Un ministre dans la course, c'est rare. Chantal Jouanno Ministre des Sports a pu mesurer sa popularité en participant au Marathon de Paris qu'elle boucle en 4h 30.
Sac à dos rose Oxytis, tee shirt blanc en soutien au peuple japonais, Madame la Ministre des Sports, l’instant, le temps, de 4h de course s’est fondue dans la masse joyeuse des 35 000 coureurs du Marathon de Paris.
De cette 35ème édition, que retiendrons nous ? Le nom du vainqueur du marathon, Benjamin Kiptoo muré dans sa timidité sous les feux d’une soudaine notoriété ? Pas sûr. Mais l’image de Chantal Jouanno souriante et à peine décoiffée à son arrivée, avenue Foch, voilà ce qui a touché et interpellé la France d’en haut, d’en bas, de gauche et de droite, au soir de ce dimanche en courant.
Déjà la veille, cette ancienne championne de France de karaté, 13 fois titrée et brillante énarque avant d’intégrer les hautes sphères de l’Etat avait fait sensation dans les allées du village marathon, acceptant de grâce ce pré-marathon où l’on mesure encore plus sa popularité. De stand en stand, d’allée en allée, Chantal Jouanno sur ce tapis rouge de la Porte de Versailles, était un peu beaucoup ministre, un peu beaucoup coureuse, un peu beaucoup femme, un peu beaucoup madame tout le monde tentée par l’aventure du marathon. Assez pour séduire et envoûtée d’un charme naturel les vieux barbus du sport populaire, du sport social endurcis par tant et tant de dimanches à convaincre, à éduquer et à encadrer.
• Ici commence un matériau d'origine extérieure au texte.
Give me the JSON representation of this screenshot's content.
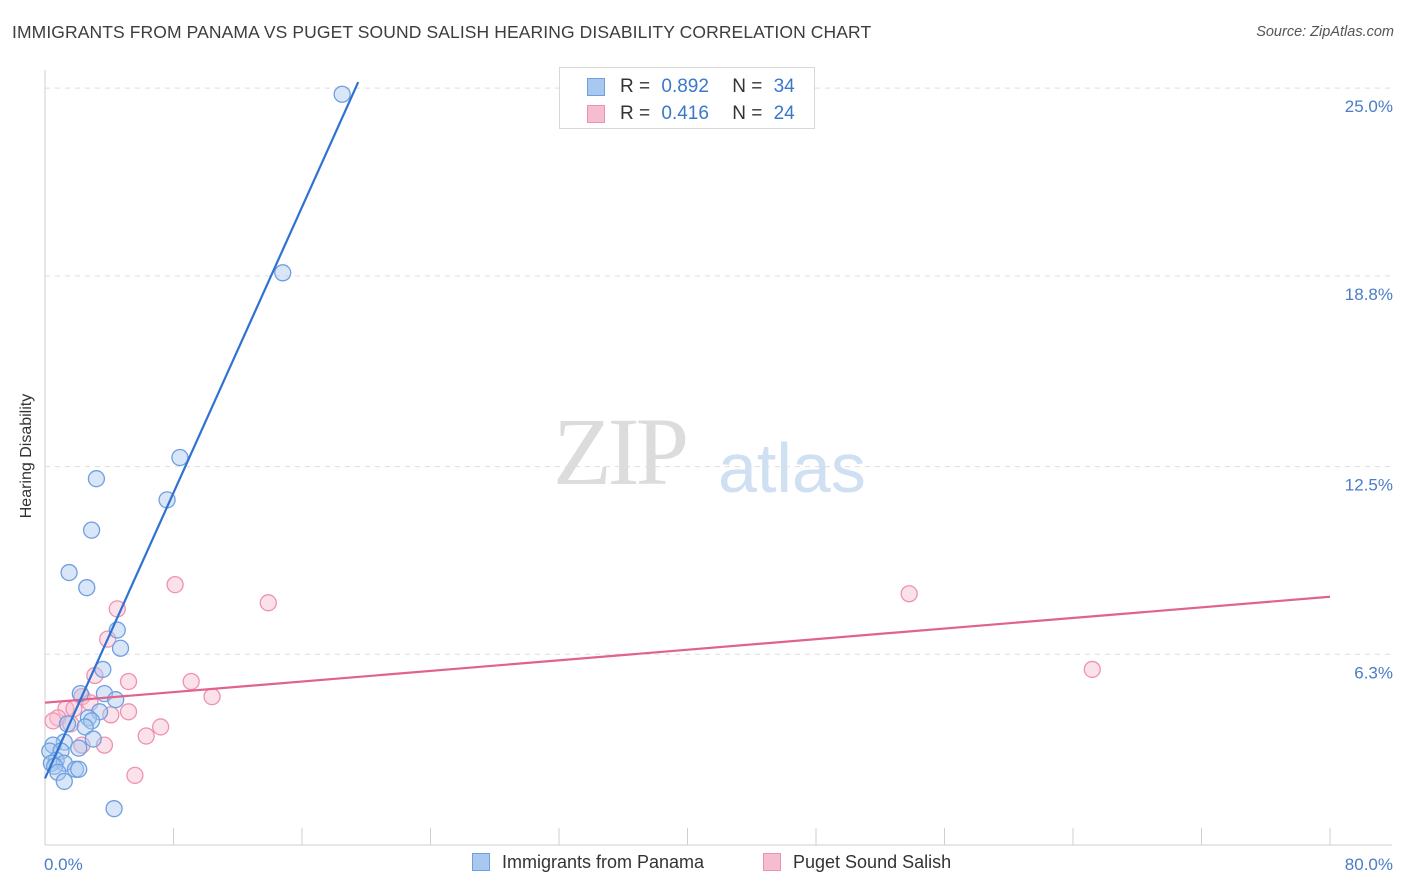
{
  "header": {
    "title": "IMMIGRANTS FROM PANAMA VS PUGET SOUND SALISH HEARING DISABILITY CORRELATION CHART",
    "source": "Source: ZipAtlas.com"
  },
  "watermark": {
    "zip": "ZIP",
    "atlas": "atlas"
  },
  "legend": {
    "rows": [
      {
        "r_label": "R =",
        "r_value": "0.892",
        "n_label": "N =",
        "n_value": "34"
      },
      {
        "r_label": "R =",
        "r_value": "0.416",
        "n_label": "N =",
        "n_value": "24"
      }
    ]
  },
  "colors": {
    "series1_fill": "#a9c8f0",
    "series1_stroke": "#6f9fe0",
    "series1_line": "#2f72d0",
    "series2_fill": "#f6bdd0",
    "series2_stroke": "#ee92b2",
    "series2_line": "#e2628e",
    "tick_text": "#4a7cc7"
  },
  "chart_data": {
    "type": "scatter",
    "title": "IMMIGRANTS FROM PANAMA VS PUGET SOUND SALISH HEARING DISABILITY CORRELATION CHART",
    "xlabel": "",
    "ylabel": "Hearing Disability",
    "xlim": [
      0,
      80
    ],
    "ylim": [
      0,
      25.6
    ],
    "x_tick_labels": [
      "0.0%",
      "80.0%"
    ],
    "y_ticks": [
      6.3,
      12.5,
      18.8,
      25.0
    ],
    "y_tick_labels": [
      "6.3%",
      "12.5%",
      "18.8%",
      "25.0%"
    ],
    "grid": "horizontal dashed",
    "legend_position": "top-center",
    "series": [
      {
        "name": "Immigrants from Panama",
        "r": 0.892,
        "n": 34,
        "trend": {
          "x": [
            0,
            19.5
          ],
          "y": [
            2.2,
            25.2
          ]
        },
        "points": [
          [
            18.5,
            24.8
          ],
          [
            14.8,
            18.9
          ],
          [
            8.4,
            12.8
          ],
          [
            7.6,
            11.4
          ],
          [
            3.2,
            12.1
          ],
          [
            2.9,
            10.4
          ],
          [
            1.5,
            9.0
          ],
          [
            2.6,
            8.5
          ],
          [
            4.5,
            7.1
          ],
          [
            4.7,
            6.5
          ],
          [
            3.6,
            5.8
          ],
          [
            3.7,
            5.0
          ],
          [
            2.2,
            5.0
          ],
          [
            4.4,
            4.8
          ],
          [
            3.4,
            4.4
          ],
          [
            2.7,
            4.2
          ],
          [
            2.9,
            4.1
          ],
          [
            1.4,
            4.0
          ],
          [
            2.5,
            3.9
          ],
          [
            3.0,
            3.5
          ],
          [
            1.2,
            3.4
          ],
          [
            0.5,
            3.3
          ],
          [
            2.1,
            3.2
          ],
          [
            0.3,
            3.1
          ],
          [
            1.0,
            3.1
          ],
          [
            0.7,
            2.8
          ],
          [
            0.4,
            2.7
          ],
          [
            1.2,
            2.7
          ],
          [
            0.6,
            2.6
          ],
          [
            1.9,
            2.5
          ],
          [
            2.1,
            2.5
          ],
          [
            0.8,
            2.4
          ],
          [
            1.2,
            2.1
          ],
          [
            4.3,
            1.2
          ]
        ]
      },
      {
        "name": "Puget Sound Salish",
        "r": 0.416,
        "n": 24,
        "trend": {
          "x": [
            0,
            80
          ],
          "y": [
            4.7,
            8.2
          ]
        },
        "points": [
          [
            53.8,
            8.3
          ],
          [
            8.1,
            8.6
          ],
          [
            13.9,
            8.0
          ],
          [
            4.5,
            7.8
          ],
          [
            3.9,
            6.8
          ],
          [
            65.2,
            5.8
          ],
          [
            3.1,
            5.6
          ],
          [
            5.2,
            5.4
          ],
          [
            9.1,
            5.4
          ],
          [
            2.3,
            4.9
          ],
          [
            10.4,
            4.9
          ],
          [
            2.8,
            4.7
          ],
          [
            1.3,
            4.5
          ],
          [
            1.8,
            4.5
          ],
          [
            5.2,
            4.4
          ],
          [
            4.1,
            4.3
          ],
          [
            0.8,
            4.2
          ],
          [
            0.5,
            4.1
          ],
          [
            1.6,
            4.0
          ],
          [
            7.2,
            3.9
          ],
          [
            6.3,
            3.6
          ],
          [
            2.3,
            3.3
          ],
          [
            3.7,
            3.3
          ],
          [
            5.6,
            2.3
          ]
        ]
      }
    ]
  }
}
Certains font des régimes, d’autres changent d’épouse en chassant dans les salles de rédaction, certains font les deux pour mener des batailles politiques, Chantal Jouanno court. Par goût, personne n’en douterait, par ambition, on peut en douter même si cet acte aussi simple que celui de mettre un pied devant l’autre peut être taxé de pure démagogie ! Mais de là à courir un marathon, ce serait s’infliger la pire des punitions.
Sarkozy, Fillon, Kouchner aujourd’hui pour du trotte menu, De Villepin, Léotard autrefois pour des foulées plus allongées, les hommes et femmes politiques ont toujours couru. Seul dans un parc ou parfois en osant braver la foule, dossard anonyme sur la poitrine, comme un simple ticket tiré au guichet de la sécu.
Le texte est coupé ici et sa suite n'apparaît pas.